Directing cancer cell migration
A team of researchers at Sanford-Burnham has discovered how a single protein directs cancer cells to move and spread from one part of the body to another. The study, published in the Journal of Biological Chemistry, shows that it is an intricate balance between levels of the full-length protein with levels of its cleaved segments that control a tumor cell’s ability to metastasize.
“We have discovered how protein-tyrosine pseudokinase 7 (PTK7) controls cell motility and metastasis,” said Alex Strongin, Ph.D., professor in the Bioinformatics and Structural Biology Program. “This is important because in cancer, metastasis is what kills. Understanding how PTK7 enables cancer cells to spread may lead to new approaches to controlling metastasis.”
Cell Polarity Prior to the study, researchers knew that PTK7 was essential for epithelial cell polarity. Polarity is a fundamental feature of epithelial cells that allows them to connect to one another and form sheets of cells that line the surfaces throughout the body, and maintain structural order. In epithelial-cell cancers—known as carcinomas—cells lose their polarity, bundle together to form tumors, and in some cases metastasize. About 80 to 90 percent of cancers are epithelial-cell cancers, and these include most lung, breast, prostate, and bowel cancers.

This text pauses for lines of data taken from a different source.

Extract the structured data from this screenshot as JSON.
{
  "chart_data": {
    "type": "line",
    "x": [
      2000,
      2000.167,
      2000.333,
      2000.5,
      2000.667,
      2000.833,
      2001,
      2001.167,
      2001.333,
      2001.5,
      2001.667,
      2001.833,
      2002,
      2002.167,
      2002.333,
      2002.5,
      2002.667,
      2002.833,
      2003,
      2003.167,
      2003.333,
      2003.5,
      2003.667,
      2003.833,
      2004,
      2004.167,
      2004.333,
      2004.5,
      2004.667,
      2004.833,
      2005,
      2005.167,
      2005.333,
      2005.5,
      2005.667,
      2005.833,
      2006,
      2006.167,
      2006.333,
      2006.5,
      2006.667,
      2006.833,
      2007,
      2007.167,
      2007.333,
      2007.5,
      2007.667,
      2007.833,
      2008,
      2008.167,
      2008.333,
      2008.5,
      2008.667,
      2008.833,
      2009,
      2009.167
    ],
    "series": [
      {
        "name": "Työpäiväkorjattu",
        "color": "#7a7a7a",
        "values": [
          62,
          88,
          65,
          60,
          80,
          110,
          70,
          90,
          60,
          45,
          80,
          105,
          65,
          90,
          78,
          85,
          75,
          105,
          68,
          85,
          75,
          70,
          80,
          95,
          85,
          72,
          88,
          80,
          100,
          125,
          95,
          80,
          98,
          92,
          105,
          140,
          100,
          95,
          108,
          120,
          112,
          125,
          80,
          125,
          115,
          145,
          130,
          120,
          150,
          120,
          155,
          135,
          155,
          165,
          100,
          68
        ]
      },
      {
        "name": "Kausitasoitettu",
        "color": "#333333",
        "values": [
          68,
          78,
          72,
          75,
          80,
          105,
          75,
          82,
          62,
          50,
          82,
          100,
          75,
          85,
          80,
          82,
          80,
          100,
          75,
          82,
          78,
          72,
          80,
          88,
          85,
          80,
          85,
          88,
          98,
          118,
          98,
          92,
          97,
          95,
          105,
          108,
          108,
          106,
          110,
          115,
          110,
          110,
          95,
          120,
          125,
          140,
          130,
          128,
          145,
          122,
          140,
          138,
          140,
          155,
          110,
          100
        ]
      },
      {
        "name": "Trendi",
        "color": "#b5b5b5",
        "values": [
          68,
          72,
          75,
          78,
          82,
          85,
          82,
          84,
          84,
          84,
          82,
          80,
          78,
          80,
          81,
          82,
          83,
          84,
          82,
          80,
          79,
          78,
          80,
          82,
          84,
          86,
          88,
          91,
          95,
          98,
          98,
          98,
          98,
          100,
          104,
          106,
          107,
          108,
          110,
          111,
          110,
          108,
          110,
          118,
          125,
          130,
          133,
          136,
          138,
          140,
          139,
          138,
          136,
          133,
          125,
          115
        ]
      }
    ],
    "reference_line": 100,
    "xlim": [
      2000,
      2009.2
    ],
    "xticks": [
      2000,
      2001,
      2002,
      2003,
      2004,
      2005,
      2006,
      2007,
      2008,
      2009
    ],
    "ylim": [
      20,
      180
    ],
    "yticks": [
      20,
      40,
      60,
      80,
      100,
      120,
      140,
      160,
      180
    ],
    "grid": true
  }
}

PTK7 PTK7 is a transmembrane protein, meaning that part of its structure is outside the cell (extracellular), part spans the cell membrane, and part resides inside the cell (intracellular). Prior to the study, scientists knew that when PTK7 is in its full-length configuration it has anti-metastatic effects. They also knew that in metastatic tumors, levels of PTK7 were elevated. Finally, they knew that PTK7 could be cleaved on the extracellular portion by a few enzymes, including one called membrane type-1 matrix and metalloproteinase (MT1-MMP), cutting the protein into segments.
So how do the pieces of the PTK7 puzzle fit together? By using a combination of animal models and human colon cancer specimens, the research team was able to show how a tightly controlled process of enzymatic cleavage of PTK7 regulates the dynamics of cell polarity, and is critical for directing epithelial cell motility, invasion, and metastasis. When PTK7 is full length, it stabilizes cell polarity. As the levels of MT1-MMP increase, more PTK7 is cleaved, and cells become free to move from one part of the body to another.
“We are looking forward to creating tools that can distinguish whole PTK7 from cleaved PTK7, because it appears that it’s the ratio of the two that may provide information on the likelihood that a carcinoma will spread,” said Strongin. “It’s also clear that blocking the enzymatic cleavage of PTK7 may be a way to prevent metastasis. But it will be important to find molecules that selectively inhibit MT1-MMP-PTK7 cleavage because the MT1-MMP enzymes perform many normal cell functions as well.”